Step 2: Transcribing Audio to Text

Once we have the audio file, the next step is to transcribe it into text. We’ll use Vocode’s StreamingConversation and DeepgramTranscriber components for this task:

  • DeepgramTranscriber converts spoken language into text using Deep Gram’s API. It establishes a WebSocket connection to the Deepgram service, sending audio chunks and receiving transcriptions in return.

    The DeepgramTranscriber can handle various audio encodings and sampling rates, and can optionally apply downsampling to reduce bandwidth usage. It processes each piece of audio and determines if the transcription is complete based on certain criteria, such as punctuation (configured through PunctuationEndpointingConfig) or time intervals. The transcriber can output transcriptions as either interim or final results, ensuring accurate and real-time speech recognition tailored to various use cases.

    transcriber=DeepgramTranscriber(
      DeepgramTranscriberConfig.from_input_device(
        microphone_input, endpointing_config=PunctuationEndpointingConfig()
      )
    )
    

    One of the notable features of this setup is its support for multiple languages, such as Spanish. By configuring the DeepgramTranscriber with appropriate language models, the system can transcribe speech in different languages, broadening its applicability and making it accessible to a diverse user base. This multilingual capability is particularly beneficial in creating inclusive voice-based applications that cater to users across different linguistic backgrounds.

    def get_deepgram_url(self):
        url_params = {
            "encoding": encoding,
            "sample_rate": self.transcriber_config.sampling_rate,
            "channels": 1,
            "interim_results": "true",
        }
        extra_params = {}
        if self.transcriber_config.language:
            extra_params["language"] = self.transcriber_config.language
        url_params.update(extra_params)
        return f"wss://api.deepgram.com/v1/listen?{urlencode(url_params)}"
    
  • StreamingConversation is a core component that manages the real-time interaction between different elements involved in a voice conversation. It orchestrates the flow from capturing audio input through a microphone, transcribing the audio to text, processing the text with an AI agent, and finally converting the AI-generated text back to speech to be output through speakers. This class abstracts much of the complexity behind handling interactions while Vocode manages the asynchronous streaming of data, response generation, interruptions and inaccuracies.
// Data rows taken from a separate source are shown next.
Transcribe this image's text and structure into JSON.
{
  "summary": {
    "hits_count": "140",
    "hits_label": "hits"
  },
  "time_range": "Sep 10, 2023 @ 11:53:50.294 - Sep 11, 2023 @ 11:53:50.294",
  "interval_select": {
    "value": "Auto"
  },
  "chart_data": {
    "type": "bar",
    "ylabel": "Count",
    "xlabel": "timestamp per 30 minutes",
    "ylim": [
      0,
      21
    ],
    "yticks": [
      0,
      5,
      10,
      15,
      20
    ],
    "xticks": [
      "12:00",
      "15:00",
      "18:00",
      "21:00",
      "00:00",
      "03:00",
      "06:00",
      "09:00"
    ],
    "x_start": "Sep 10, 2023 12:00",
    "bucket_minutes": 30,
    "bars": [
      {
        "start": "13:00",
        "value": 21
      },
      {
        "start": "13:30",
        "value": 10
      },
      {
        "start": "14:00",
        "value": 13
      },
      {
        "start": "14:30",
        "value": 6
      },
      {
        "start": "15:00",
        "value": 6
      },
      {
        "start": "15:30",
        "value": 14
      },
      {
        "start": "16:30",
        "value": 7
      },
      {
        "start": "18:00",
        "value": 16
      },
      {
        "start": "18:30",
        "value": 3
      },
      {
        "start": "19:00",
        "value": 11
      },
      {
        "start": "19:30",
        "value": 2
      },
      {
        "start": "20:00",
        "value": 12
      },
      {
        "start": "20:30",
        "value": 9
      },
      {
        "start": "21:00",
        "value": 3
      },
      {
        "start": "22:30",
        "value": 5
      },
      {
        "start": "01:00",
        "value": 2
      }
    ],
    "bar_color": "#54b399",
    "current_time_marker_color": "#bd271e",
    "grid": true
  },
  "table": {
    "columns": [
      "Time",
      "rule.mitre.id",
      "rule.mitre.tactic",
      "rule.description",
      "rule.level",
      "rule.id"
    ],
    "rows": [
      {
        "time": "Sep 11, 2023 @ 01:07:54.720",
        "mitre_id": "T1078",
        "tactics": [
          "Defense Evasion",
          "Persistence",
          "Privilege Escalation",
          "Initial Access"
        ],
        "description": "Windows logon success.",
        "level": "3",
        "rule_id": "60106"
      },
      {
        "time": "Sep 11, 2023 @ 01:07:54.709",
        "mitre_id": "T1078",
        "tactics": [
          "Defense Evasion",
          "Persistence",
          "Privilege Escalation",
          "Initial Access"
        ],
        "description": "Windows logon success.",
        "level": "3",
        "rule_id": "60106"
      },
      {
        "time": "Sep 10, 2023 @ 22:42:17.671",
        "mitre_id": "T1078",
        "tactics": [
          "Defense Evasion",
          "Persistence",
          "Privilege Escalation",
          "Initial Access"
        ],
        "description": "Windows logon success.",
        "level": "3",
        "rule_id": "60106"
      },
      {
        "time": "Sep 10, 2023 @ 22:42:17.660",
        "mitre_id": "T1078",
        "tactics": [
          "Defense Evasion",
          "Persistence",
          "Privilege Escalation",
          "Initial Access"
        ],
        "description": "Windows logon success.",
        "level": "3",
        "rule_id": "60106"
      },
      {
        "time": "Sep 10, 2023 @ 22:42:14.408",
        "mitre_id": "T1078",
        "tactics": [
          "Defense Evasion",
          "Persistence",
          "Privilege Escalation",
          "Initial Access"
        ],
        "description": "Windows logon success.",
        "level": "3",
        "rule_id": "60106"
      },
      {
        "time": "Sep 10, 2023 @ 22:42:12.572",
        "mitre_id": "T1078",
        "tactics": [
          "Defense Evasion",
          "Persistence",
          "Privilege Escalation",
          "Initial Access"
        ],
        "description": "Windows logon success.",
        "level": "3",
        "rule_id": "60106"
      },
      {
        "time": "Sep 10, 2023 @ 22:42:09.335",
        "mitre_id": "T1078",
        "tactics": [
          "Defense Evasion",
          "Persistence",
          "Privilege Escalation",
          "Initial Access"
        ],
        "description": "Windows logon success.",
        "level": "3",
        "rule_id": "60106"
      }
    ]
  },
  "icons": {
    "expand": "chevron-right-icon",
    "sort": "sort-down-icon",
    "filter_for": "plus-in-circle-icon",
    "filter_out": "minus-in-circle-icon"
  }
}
    In a typical setup, the StreamingConversation integrates a _Transcriber_to convert spoken language into text. The text is then fed into an Agent, such as a ChatGPTAgent, which processes the text to generate responses. These responses are passed to a Synthesizer, which converts the text back into speech

    conversation = StreamingConversation(
            output_device=speaker_output,
            transcriber=DeepgramTranscriber(
                DeepgramTranscriberConfig.from_input_device(
                    microphone_input,
                    endpointing_config=PunctuationEndpointingConfig()
                )),
            agent=ChatGPTAgent(
                ChatGPTAgentConfig(
                    initial_message=BaseMessage(text="Hello!"),
                    prompt_preamble="Have a pleasant conversation about life",
                )),
            synthesizer=ElevenLabsSynthesizer(
            elevenlabs_config, aiohttp_session=session),
            logger=logger
        )
    

Step 3: ChatGPTAgent Integration

In the next step, we integrate OpenAI’s ChatGPT to handle the transcribed text and generate responses. ChatGPTAgent utilizes the Chat Completions API to process user inputs and deliver appropriate replies. This API allows developers to send a request containing a list of messages and an API key, receiving a model-generated message in response.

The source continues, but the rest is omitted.